И жуткая темень, которая неожиданно окутала Москву короткой летней ночью, стала хорошей подмогой — Тьма хранила своего ребёнка.
Его никто не заметил.
Садовое кольцо Ольгин преодолел по подземному переходу у Курского вокзала, затем углубился в переулки, немного попетлял, проверяя, действительно ли охотники потеряли след, и лишь затем направился к большому жёлтому дому на углу Яузского бульвара и Подколокольного переулка. Вошёл в высокую арку, огляделся, оставаясь в тени, убедился, что засады нет — хотя кто мог ожидать, что он соберётся именно сюда? — и направился к нужному подъезду.

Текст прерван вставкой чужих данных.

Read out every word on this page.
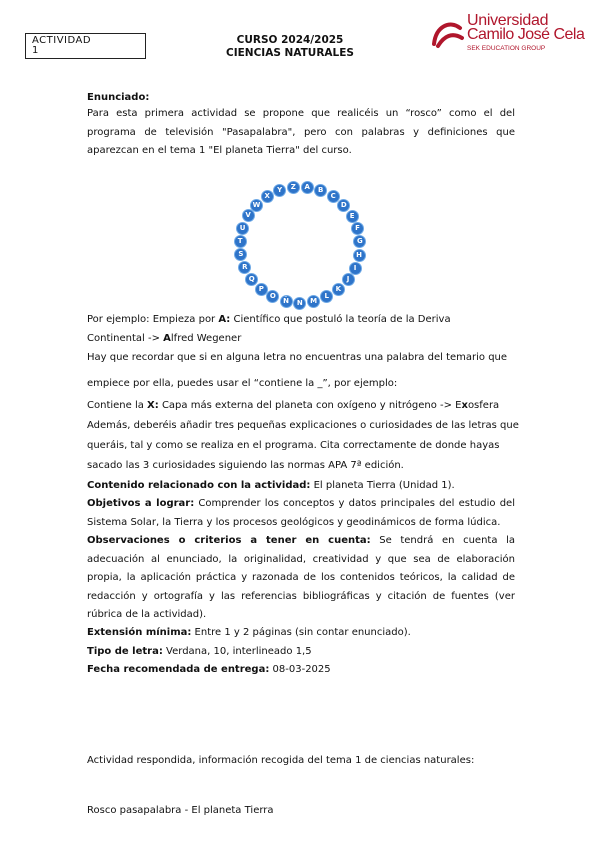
ACTIVIDAD
1
CURSO 2024/2025
CIENCIAS NATURALES
Universidad
Camilo José Cela
SEK EDUCATION GROUP
Enunciado:
Para esta primera actividad se propone que realicéis un “rosco” como el del programa de televisión "Pasapalabra", pero con palabras y definiciones que aparezcan en el tema 1 "El planeta Tierra" del curso.
A	B
C
D
E
F
G
H
I
J
K
L
M
N
Ñ
O
P
Q
R
S
T
U
V
W
X
Y	Z
Por ejemplo: Empieza por A: Científico que postuló la teoría de la Deriva
Continental -> Alfred Wegener
Hay que recordar que si en alguna letra no encuentras una palabra del temario que
empiece por ella, puedes usar el “contiene la _”, por ejemplo:
Contiene la X: Capa más externa del planeta con oxígeno y nitrógeno -> Exosfera
Además, deberéis añadir tres pequeñas explicaciones o curiosidades de las letras que
queráis, tal y como se realiza en el programa. Cita correctamente de donde hayas
sacado las 3 curiosidades siguiendo las normas APA 7ª edición.
Contenido relacionado con la actividad: El planeta Tierra (Unidad 1).
Objetivos a lograr: Comprender los conceptos y datos principales del estudio del Sistema Solar, la Tierra y los procesos geológicos y geodinámicos de forma lúdica.
Observaciones o criterios a tener en cuenta: Se tendrá en cuenta la adecuación al enunciado, la originalidad, creatividad y que sea de elaboración propia, la aplicación práctica y razonada de los contenidos teóricos, la calidad de redacción y ortografía y las referencias bibliográficas y citación de fuentes (ver rúbrica de la actividad).
Extensión mínima: Entre 1 y 2 páginas (sin contar enunciado).
Tipo de letra: Verdana, 10, interlineado 1,5
Fecha recomendada de entrega: 08-03-2025
Actividad respondida, información recogida del tema 1 de ciencias naturales:
Rosco pasapalabra - El planeta Tierra
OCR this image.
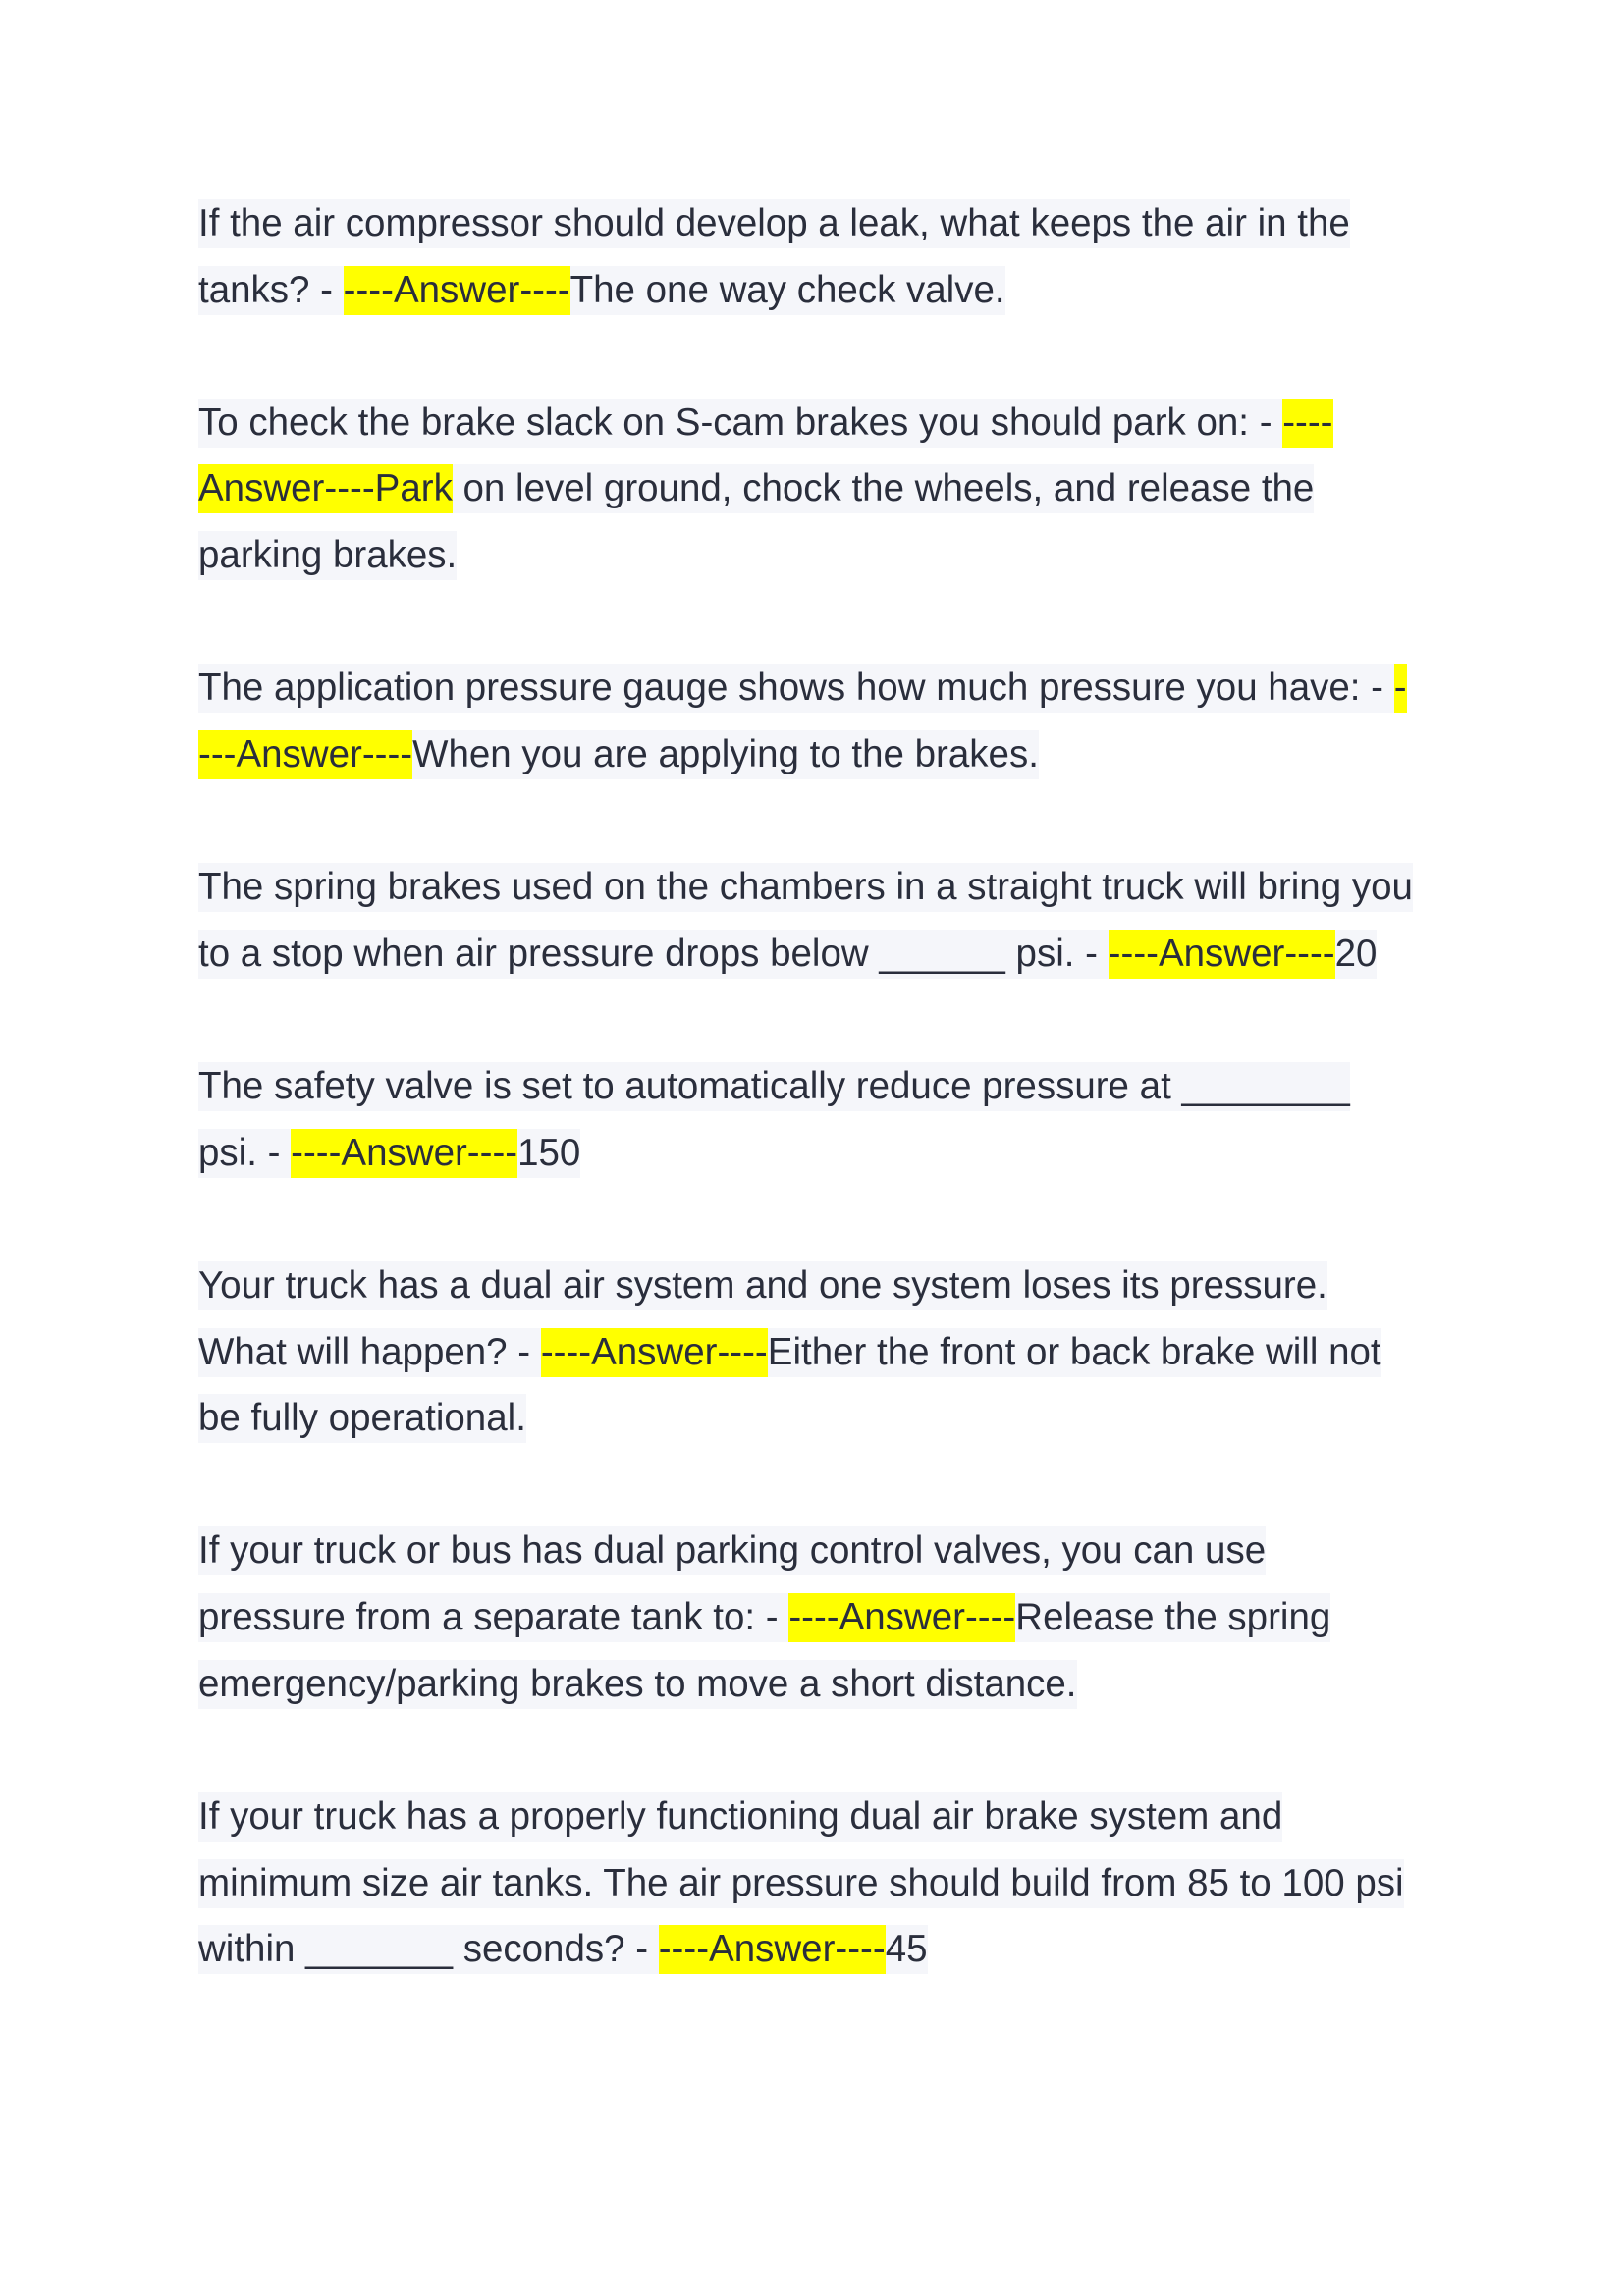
If the air compressor should develop a leak, what keeps the air in the
tanks? - ----Answer----The one way check valve.
To check the brake slack on S-cam brakes you should park on: - ----
Answer----Park on level ground, chock the wheels, and release the
parking brakes.
The application pressure gauge shows how much pressure you have: - -
---Answer----When you are applying to the brakes.
The spring brakes used on the chambers in a straight truck will bring you
to a stop when air pressure drops below ______ psi. - ----Answer----20
The safety valve is set to automatically reduce pressure at ________
psi. - ----Answer----150
Your truck has a dual air system and one system loses its pressure.
What will happen? - ----Answer----Either the front or back brake will not
be fully operational.
If your truck or bus has dual parking control valves, you can use
pressure from a separate tank to: - ----Answer----Release the spring
emergency/parking brakes to move a short distance.
If your truck has a properly functioning dual air brake system and
minimum size air tanks. The air pressure should build from 85 to 100 psi
within _______ seconds? - ----Answer----45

К кому идти в случае опасности, Ольгин решил давно: он жил бирюком, никого не привечая и не общаясь с отражёнными, но внимательно следил за происходящим и знал, кто не откажет в помощи даже грешнику. Точнее, ему казалось, что он знает. Точнее, ему хотелось верить в благородство того, кого он выбрал. А если совсем честно — Ольгину некуда было больше податься.
Только в жёлтый дом…
Но добравшись, он замер у подъезда, не решаясь набрать на домофоне номер квартиры, засомневался, поскольку речь шла о жизни и смерти, повертел головой и машинально прочёл табличку на соседней двери:
«Обувная мастерская. Режим работы — круглосуточно. Пошив, ремонт, разноска новой обуви. Гибкие цены». Чуть ниже, на отдельном листочке, значилось важное уточнение: «Принимаются заказы на накопытники».
На дворе стояла глубокая ночь, но из-за двери слышалось жужжание станка.
«Надо решаться!»
В конце концов, не мальчик…
Ольгин вздохнул, потянулся к домофону, услышал приглушённый звук двигателя, повернулся и увидел медленно вкатившийся во двор чоппер. Всадник остановил мотоцикл у подъезда, снял шлем, прищурился, разглядывая незваного гостя, и Ольгин понял, что перед ним Кирилл Амон.
Тот самый человек, которого он искал.
— Добрый вечер, — пробормотал здоровяк, поглаживая раненую руку.
Временами боль становилась нестерпимой.
— Добрый… — Кирилл без страха оглядел здоровенного мужика, преградившего ему дорогу, и поинтересовался: — Мы знакомы?
— Ольгин.
Пауза, после которой Амон припомнил:
— Ты завалил Сердцееда.
— Отомстил, — уточнил здоровяк.
— Знаю, — кивнул Кирилл и отрывисто поинтересовался: — Чего хочешь?
— Помощи.
— Ты — Первородный, — заметил Амон. — Один из самых чистокровных.
— А Сердцеед был органиком, — пожал плечами Ольгин. — А Даген, которого ты завалил, — Божественным. — Он помолчал. — Будем и дальше копаться в личных делах?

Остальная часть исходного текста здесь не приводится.